Jika ada suatu permasalahan yang dianggap Umar penting untuk diperbincangkan, maka ia akan langsung menyampaikannya kepada sahabat lain dan nabi Muhammad saw. Misalnya, ketika Umar melihat bahwa nabi saw dan istrinya sering dikunjungi tamu, ia lalu berinisiatif menyarankan kepada beliau agar memerintahkan istrinya menggunakan hijab untuk berjaga-jaga, karena tidak semua tamu berniat baik (al-Tafsir al-Munir).
Umar berkata, “Wahai Rasulullah, yang datang kepada Anda ada orang yang baik, ada yang jahat.

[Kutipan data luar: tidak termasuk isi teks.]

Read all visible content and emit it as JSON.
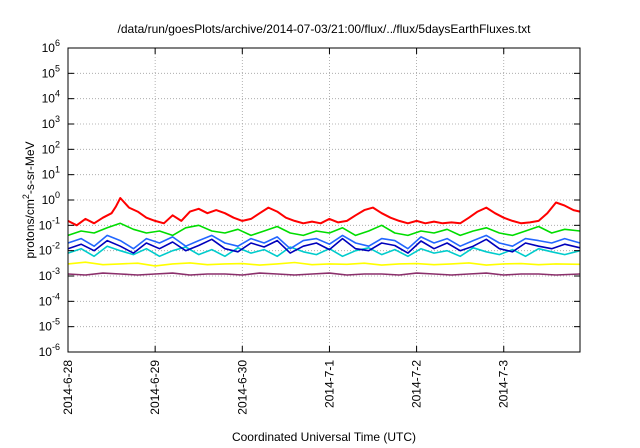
{
  "chart_data": {
    "type": "line",
    "title": "/data/run/goesPlots/archive/2014-07-03/21:00/flux/../flux/5daysEarthFluxes.txt",
    "xlabel": "Coordinated Universal Time (UTC)",
    "ylabel_parts": [
      "protons/cm",
      "2",
      "-s-sr-MeV"
    ],
    "x_ticks": [
      "2014-6-28",
      "2014-6-29",
      "2014-6-30",
      "2014-7-1",
      "2014-7-2",
      "2014-7-3"
    ],
    "xlim": [
      "2014-06-28T00:00",
      "2014-07-03T21:00"
    ],
    "y_scale": "log",
    "ylim": [
      1e-06,
      1000000.0
    ],
    "y_ticks": [
      {
        "base": "10",
        "exp": "-6"
      },
      {
        "base": "10",
        "exp": "-5"
      },
      {
        "base": "10",
        "exp": "-4"
      },
      {
        "base": "10",
        "exp": "-3"
      },
      {
        "base": "10",
        "exp": "-2"
      },
      {
        "base": "10",
        "exp": "-1"
      },
      {
        "base": "10",
        "exp": "0"
      },
      {
        "base": "10",
        "exp": "1"
      },
      {
        "base": "10",
        "exp": "2"
      },
      {
        "base": "10",
        "exp": "3"
      },
      {
        "base": "10",
        "exp": "4"
      },
      {
        "base": "10",
        "exp": "5"
      },
      {
        "base": "10",
        "exp": "6"
      }
    ],
    "grid": true,
    "series": [
      {
        "color": "#ff0000",
        "x": [
          0,
          0.1,
          0.2,
          0.3,
          0.4,
          0.5,
          0.55,
          0.6,
          0.7,
          0.8,
          0.9,
          1.0,
          1.1,
          1.2,
          1.3,
          1.4,
          1.5,
          1.6,
          1.7,
          1.8,
          1.9,
          2.0,
          2.1,
          2.2,
          2.3,
          2.4,
          2.5,
          2.6,
          2.7,
          2.8,
          2.9,
          3.0,
          3.1,
          3.2,
          3.3,
          3.4,
          3.5,
          3.6,
          3.7,
          3.8,
          3.9,
          4.0,
          4.1,
          4.2,
          4.3,
          4.4,
          4.5,
          4.6,
          4.7,
          4.8,
          4.9,
          5.0,
          5.1,
          5.2,
          5.3,
          5.4,
          5.5,
          5.6,
          5.7,
          5.8,
          5.875
        ],
        "y": [
          0.15,
          0.1,
          0.18,
          0.12,
          0.2,
          0.3,
          0.55,
          1.2,
          0.5,
          0.35,
          0.2,
          0.15,
          0.12,
          0.25,
          0.15,
          0.35,
          0.45,
          0.3,
          0.4,
          0.3,
          0.2,
          0.15,
          0.18,
          0.3,
          0.5,
          0.35,
          0.2,
          0.15,
          0.12,
          0.14,
          0.12,
          0.18,
          0.13,
          0.15,
          0.25,
          0.4,
          0.5,
          0.3,
          0.2,
          0.15,
          0.12,
          0.15,
          0.12,
          0.14,
          0.12,
          0.13,
          0.12,
          0.2,
          0.35,
          0.5,
          0.3,
          0.2,
          0.15,
          0.12,
          0.13,
          0.15,
          0.3,
          0.8,
          0.6,
          0.4,
          0.35
        ]
      },
      {
        "color": "#00dd00",
        "x": [
          0,
          0.15,
          0.3,
          0.45,
          0.6,
          0.75,
          0.9,
          1.05,
          1.2,
          1.35,
          1.5,
          1.65,
          1.8,
          1.95,
          2.1,
          2.25,
          2.4,
          2.55,
          2.7,
          2.85,
          3.0,
          3.15,
          3.3,
          3.45,
          3.6,
          3.75,
          3.9,
          4.05,
          4.2,
          4.35,
          4.5,
          4.65,
          4.8,
          4.95,
          5.1,
          5.25,
          5.4,
          5.55,
          5.7,
          5.875
        ],
        "y": [
          0.04,
          0.06,
          0.05,
          0.08,
          0.12,
          0.07,
          0.05,
          0.06,
          0.04,
          0.08,
          0.1,
          0.06,
          0.05,
          0.07,
          0.04,
          0.06,
          0.09,
          0.05,
          0.04,
          0.06,
          0.05,
          0.08,
          0.04,
          0.06,
          0.1,
          0.05,
          0.04,
          0.06,
          0.05,
          0.07,
          0.04,
          0.06,
          0.08,
          0.05,
          0.04,
          0.06,
          0.09,
          0.05,
          0.07,
          0.06
        ]
      },
      {
        "color": "#00cccc",
        "x": [
          0,
          0.15,
          0.3,
          0.45,
          0.6,
          0.75,
          0.9,
          1.05,
          1.2,
          1.35,
          1.5,
          1.65,
          1.8,
          1.95,
          2.1,
          2.25,
          2.4,
          2.55,
          2.7,
          2.85,
          3.0,
          3.15,
          3.3,
          3.45,
          3.6,
          3.75,
          3.9,
          4.05,
          4.2,
          4.35,
          4.5,
          4.65,
          4.8,
          4.95,
          5.1,
          5.25,
          5.4,
          5.55,
          5.7,
          5.875
        ],
        "y": [
          0.008,
          0.012,
          0.006,
          0.015,
          0.01,
          0.007,
          0.012,
          0.006,
          0.01,
          0.014,
          0.007,
          0.011,
          0.006,
          0.013,
          0.008,
          0.011,
          0.006,
          0.014,
          0.009,
          0.007,
          0.012,
          0.006,
          0.01,
          0.013,
          0.007,
          0.011,
          0.006,
          0.012,
          0.008,
          0.01,
          0.006,
          0.013,
          0.009,
          0.007,
          0.011,
          0.006,
          0.012,
          0.009,
          0.007,
          0.01
        ]
      },
      {
        "color": "#2266ff",
        "x": [
          0,
          0.15,
          0.3,
          0.45,
          0.6,
          0.75,
          0.9,
          1.05,
          1.2,
          1.35,
          1.5,
          1.65,
          1.8,
          1.95,
          2.1,
          2.25,
          2.4,
          2.55,
          2.7,
          2.85,
          3.0,
          3.15,
          3.3,
          3.45,
          3.6,
          3.75,
          3.9,
          4.05,
          4.2,
          4.35,
          4.5,
          4.65,
          4.8,
          4.95,
          5.1,
          5.25,
          5.4,
          5.55,
          5.7,
          5.875
        ],
        "y": [
          0.02,
          0.03,
          0.015,
          0.04,
          0.025,
          0.012,
          0.03,
          0.02,
          0.035,
          0.015,
          0.025,
          0.04,
          0.02,
          0.015,
          0.03,
          0.02,
          0.035,
          0.012,
          0.025,
          0.03,
          0.018,
          0.04,
          0.02,
          0.015,
          0.03,
          0.025,
          0.012,
          0.035,
          0.02,
          0.03,
          0.015,
          0.025,
          0.04,
          0.02,
          0.015,
          0.03,
          0.025,
          0.02,
          0.03,
          0.02
        ]
      },
      {
        "color": "#0000bb",
        "x": [
          0,
          0.15,
          0.3,
          0.45,
          0.6,
          0.75,
          0.9,
          1.05,
          1.2,
          1.35,
          1.5,
          1.65,
          1.8,
          1.95,
          2.1,
          2.25,
          2.4,
          2.55,
          2.7,
          2.85,
          3.0,
          3.15,
          3.3,
          3.45,
          3.6,
          3.75,
          3.9,
          4.05,
          4.2,
          4.35,
          4.5,
          4.65,
          4.8,
          4.95,
          5.1,
          5.25,
          5.4,
          5.55,
          5.7,
          5.875
        ],
        "y": [
          0.012,
          0.018,
          0.01,
          0.025,
          0.015,
          0.008,
          0.02,
          0.012,
          0.022,
          0.01,
          0.016,
          0.028,
          0.012,
          0.009,
          0.02,
          0.014,
          0.025,
          0.008,
          0.015,
          0.02,
          0.011,
          0.03,
          0.012,
          0.01,
          0.02,
          0.016,
          0.008,
          0.024,
          0.012,
          0.02,
          0.01,
          0.015,
          0.028,
          0.012,
          0.009,
          0.02,
          0.015,
          0.012,
          0.018,
          0.013
        ]
      },
      {
        "color": "#ffff00",
        "x": [
          0,
          0.2,
          0.4,
          0.6,
          0.8,
          1.0,
          1.2,
          1.4,
          1.6,
          1.8,
          2.0,
          2.2,
          2.4,
          2.6,
          2.8,
          3.0,
          3.2,
          3.4,
          3.6,
          3.8,
          4.0,
          4.2,
          4.4,
          4.6,
          4.8,
          5.0,
          5.2,
          5.4,
          5.6,
          5.875
        ],
        "y": [
          0.003,
          0.0035,
          0.0028,
          0.003,
          0.0032,
          0.0025,
          0.003,
          0.0033,
          0.0028,
          0.003,
          0.0031,
          0.0027,
          0.003,
          0.0034,
          0.0028,
          0.003,
          0.0029,
          0.0032,
          0.0027,
          0.003,
          0.0031,
          0.0028,
          0.003,
          0.0033,
          0.0027,
          0.003,
          0.0031,
          0.0028,
          0.003,
          0.0029
        ]
      },
      {
        "color": "#8b2f6b",
        "x": [
          0,
          0.2,
          0.4,
          0.6,
          0.8,
          1.0,
          1.2,
          1.4,
          1.6,
          1.8,
          2.0,
          2.2,
          2.4,
          2.6,
          2.8,
          3.0,
          3.2,
          3.4,
          3.6,
          3.8,
          4.0,
          4.2,
          4.4,
          4.6,
          4.8,
          5.0,
          5.2,
          5.4,
          5.6,
          5.875
        ],
        "y": [
          0.0012,
          0.0011,
          0.0013,
          0.0012,
          0.0011,
          0.0012,
          0.0013,
          0.0011,
          0.0012,
          0.0012,
          0.0011,
          0.0013,
          0.0012,
          0.0011,
          0.0012,
          0.0013,
          0.0011,
          0.0012,
          0.0012,
          0.0011,
          0.0013,
          0.0012,
          0.0011,
          0.0012,
          0.0013,
          0.0011,
          0.0012,
          0.0012,
          0.0011,
          0.0012
        ]
      }
    ]
  }
}
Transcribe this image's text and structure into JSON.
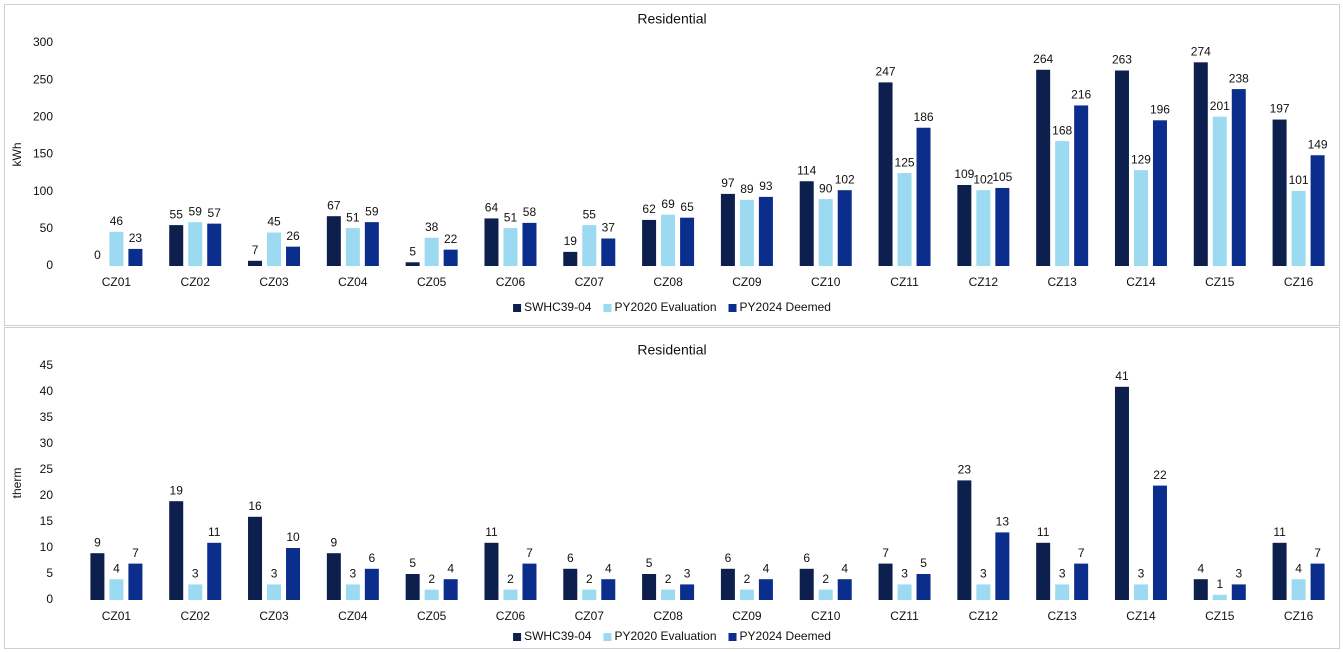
{
  "chart_data": [
    {
      "type": "bar",
      "title": "Residential",
      "y_label": "kWh",
      "categories": [
        "CZ01",
        "CZ02",
        "CZ03",
        "CZ04",
        "CZ05",
        "CZ06",
        "CZ07",
        "CZ08",
        "CZ09",
        "CZ10",
        "CZ11",
        "CZ12",
        "CZ13",
        "CZ14",
        "CZ15",
        "CZ16"
      ],
      "series": [
        {
          "name": "SWHC39-04",
          "color": "#0c1f4d",
          "values": [
            0,
            55,
            7,
            67,
            5,
            64,
            19,
            62,
            97,
            114,
            247,
            109,
            264,
            263,
            274,
            197
          ]
        },
        {
          "name": "PY2020 Evaluation",
          "color": "#9cdaf2",
          "values": [
            46,
            59,
            45,
            51,
            38,
            51,
            55,
            69,
            89,
            90,
            125,
            102,
            168,
            129,
            201,
            101
          ]
        },
        {
          "name": "PY2024 Deemed",
          "color": "#0b2e8c",
          "values": [
            23,
            57,
            26,
            59,
            22,
            58,
            37,
            65,
            93,
            102,
            186,
            105,
            216,
            196,
            238,
            149
          ]
        }
      ],
      "ylim": [
        0,
        300
      ],
      "yticks": [
        0,
        50,
        100,
        150,
        200,
        250,
        300
      ],
      "grid": false,
      "legend": "bottom"
    },
    {
      "type": "bar",
      "title": "Residential",
      "y_label": "therm",
      "categories": [
        "CZ01",
        "CZ02",
        "CZ03",
        "CZ04",
        "CZ05",
        "CZ06",
        "CZ07",
        "CZ08",
        "CZ09",
        "CZ10",
        "CZ11",
        "CZ12",
        "CZ13",
        "CZ14",
        "CZ15",
        "CZ16"
      ],
      "series": [
        {
          "name": "SWHC39-04",
          "color": "#0c1f4d",
          "values": [
            9,
            19,
            16,
            9,
            5,
            11,
            6,
            5,
            6,
            6,
            7,
            23,
            11,
            41,
            4,
            11
          ]
        },
        {
          "name": "PY2020 Evaluation",
          "color": "#9cdaf2",
          "values": [
            4,
            3,
            3,
            3,
            2,
            2,
            2,
            2,
            2,
            2,
            3,
            3,
            3,
            3,
            1,
            4
          ]
        },
        {
          "name": "PY2024 Deemed",
          "color": "#0b2e8c",
          "values": [
            7,
            11,
            10,
            6,
            4,
            7,
            4,
            3,
            4,
            4,
            5,
            13,
            7,
            22,
            3,
            7
          ]
        }
      ],
      "ylim": [
        0,
        45
      ],
      "yticks": [
        0,
        5,
        10,
        15,
        20,
        25,
        30,
        35,
        40,
        45
      ],
      "grid": false,
      "legend": "bottom"
    }
  ]
}
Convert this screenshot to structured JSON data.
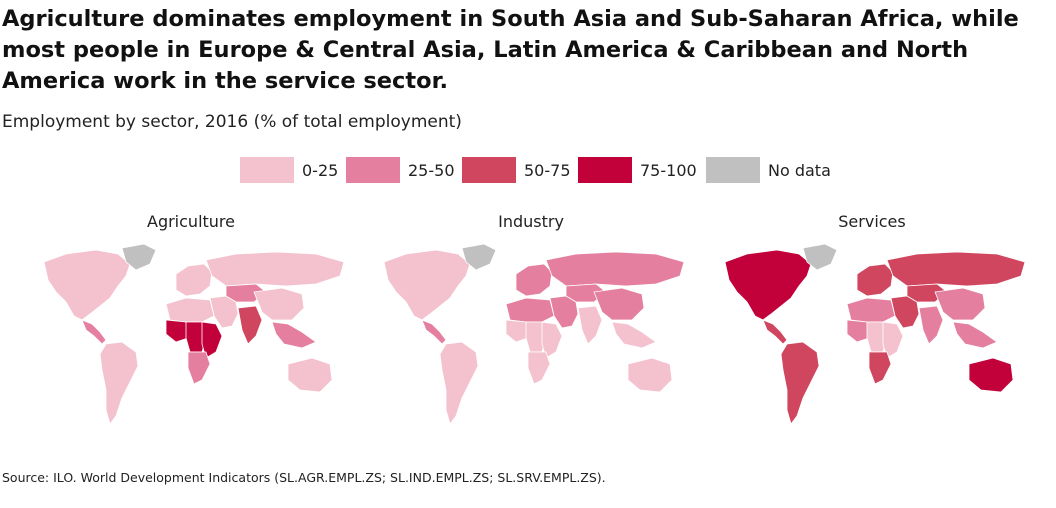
{
  "title": "Agriculture dominates employment in South Asia and Sub-Saharan Africa, while most people in Europe & Central Asia, Latin America & Caribbean and North America work in the service sector.",
  "subtitle": "Employment by sector, 2016 (% of total employment)",
  "legend": [
    {
      "label": "0-25",
      "color": "#f4c2cf"
    },
    {
      "label": "25-50",
      "color": "#e57f9f"
    },
    {
      "label": "50-75",
      "color": "#d0465f"
    },
    {
      "label": "75-100",
      "color": "#c2003a"
    },
    {
      "label": "No data",
      "color": "#c0c0c0"
    }
  ],
  "maps": [
    {
      "title": "Agriculture",
      "regions": {
        "greenland": "No data",
        "north_america": "0-25",
        "central_america": "25-50",
        "south_america": "0-25",
        "europe": "0-25",
        "russia": "0-25",
        "central_asia": "25-50",
        "middle_east": "0-25",
        "north_africa": "0-25",
        "west_africa": "75-100",
        "central_africa": "75-100",
        "east_africa": "75-100",
        "southern_africa": "25-50",
        "south_asia": "50-75",
        "china": "0-25",
        "southeast_asia": "25-50",
        "australia": "0-25"
      }
    },
    {
      "title": "Industry",
      "regions": {
        "greenland": "No data",
        "north_america": "0-25",
        "central_america": "25-50",
        "south_america": "0-25",
        "europe": "25-50",
        "russia": "25-50",
        "central_asia": "25-50",
        "middle_east": "25-50",
        "north_africa": "25-50",
        "west_africa": "0-25",
        "central_africa": "0-25",
        "east_africa": "0-25",
        "southern_africa": "0-25",
        "south_asia": "0-25",
        "china": "25-50",
        "southeast_asia": "0-25",
        "australia": "0-25"
      }
    },
    {
      "title": "Services",
      "regions": {
        "greenland": "No data",
        "north_america": "75-100",
        "central_america": "50-75",
        "south_america": "50-75",
        "europe": "50-75",
        "russia": "50-75",
        "central_asia": "50-75",
        "middle_east": "50-75",
        "north_africa": "25-50",
        "west_africa": "25-50",
        "central_africa": "0-25",
        "east_africa": "0-25",
        "southern_africa": "50-75",
        "south_asia": "25-50",
        "china": "25-50",
        "southeast_asia": "25-50",
        "australia": "75-100"
      }
    }
  ],
  "source": "Source: ILO. World Development Indicators (SL.AGR.EMPL.ZS; SL.IND.EMPL.ZS; SL.SRV.EMPL.ZS)."
}
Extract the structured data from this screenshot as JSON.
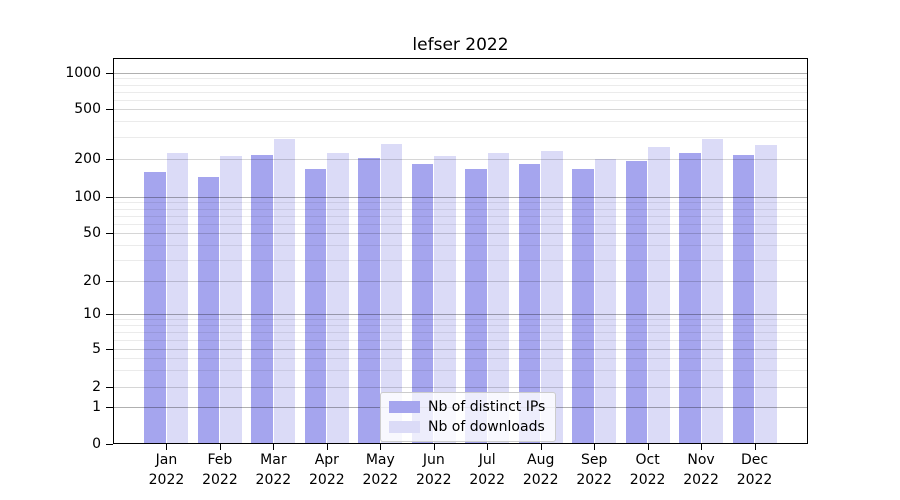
{
  "chart_data": {
    "type": "bar",
    "title": "lefser 2022",
    "months": [
      "Jan",
      "Feb",
      "Mar",
      "Apr",
      "May",
      "Jun",
      "Jul",
      "Aug",
      "Sep",
      "Oct",
      "Nov",
      "Dec"
    ],
    "year": "2022",
    "series": [
      {
        "name": "Nb of distinct IPs",
        "color": "#a5a5ee",
        "values": [
          158,
          143,
          216,
          167,
          204,
          183,
          168,
          183,
          167,
          194,
          223,
          215
        ]
      },
      {
        "name": "Nb of downloads",
        "color": "#dbdbf7",
        "values": [
          223,
          210,
          288,
          222,
          263,
          211,
          225,
          232,
          199,
          250,
          290,
          260
        ]
      }
    ],
    "yticks": [
      "1000",
      "500",
      "200",
      "100",
      "50",
      "20",
      "10",
      "5",
      "2",
      "1",
      "0"
    ],
    "ylim": [
      0,
      1300
    ],
    "yscale": "log-like (compressed below 10, 0 baseline)",
    "xlabel": "",
    "ylabel": "",
    "grid": "horizontal",
    "legend_position": "lower center",
    "colors": {
      "background": "#ffffff",
      "spine": "#000000",
      "grid_major": "#b0b0b0",
      "grid_mid": "#d6d6d6",
      "grid_minor": "#ebebeb"
    }
  }
}
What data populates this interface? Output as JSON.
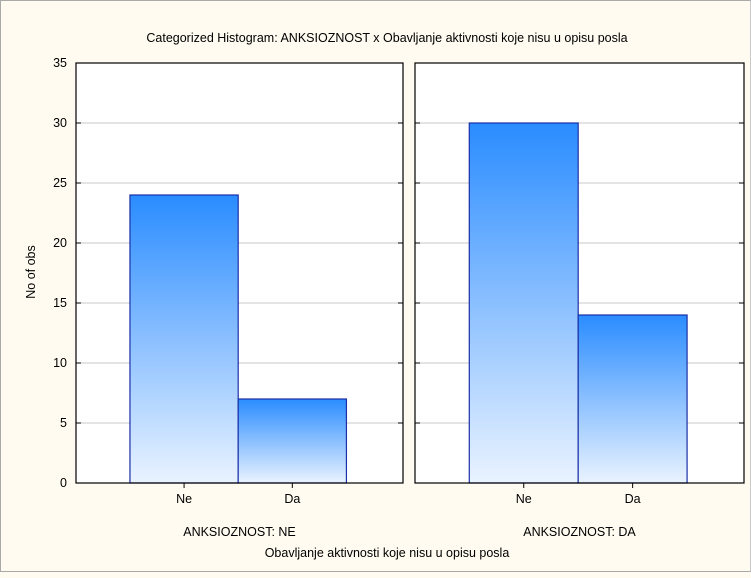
{
  "chart_data": {
    "type": "bar",
    "title": "Categorized Histogram: ANKSIOZNOST x Obavljanje aktivnosti koje nisu u opisu posla",
    "ylabel": "No of obs",
    "xlabel": "Obavljanje aktivnosti koje nisu u opisu posla",
    "ylim": [
      0,
      35
    ],
    "yticks": [
      0,
      5,
      10,
      15,
      20,
      25,
      30,
      35
    ],
    "categories": [
      "Ne",
      "Da"
    ],
    "grid": true,
    "panels": [
      {
        "label": "ANKSIOZNOST: NE",
        "values": [
          24,
          7
        ]
      },
      {
        "label": "ANKSIOZNOST: DA",
        "values": [
          30,
          14
        ]
      }
    ],
    "colors": {
      "bar_top": "#2a8cff",
      "bar_bottom": "#eaf3ff",
      "bar_stroke": "#1a2fa8",
      "background": "#fffbf0",
      "grid": "#c8c8c8"
    }
  }
}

Sebaiknya para Ummul Mukminin (Ibu orang-orang beriman) disuruh memakai hijab.” Meskipun awalnya saran ini tidak dilakukan nabi saw, namun pada akhirnya saran tersebut direspons oleh Allah swt dengan menurunkan surah al-Ahzab [33] ayat 32-33 yang memerintahkan istri nabi dan wanita muslimah untuk menggunakan hijab.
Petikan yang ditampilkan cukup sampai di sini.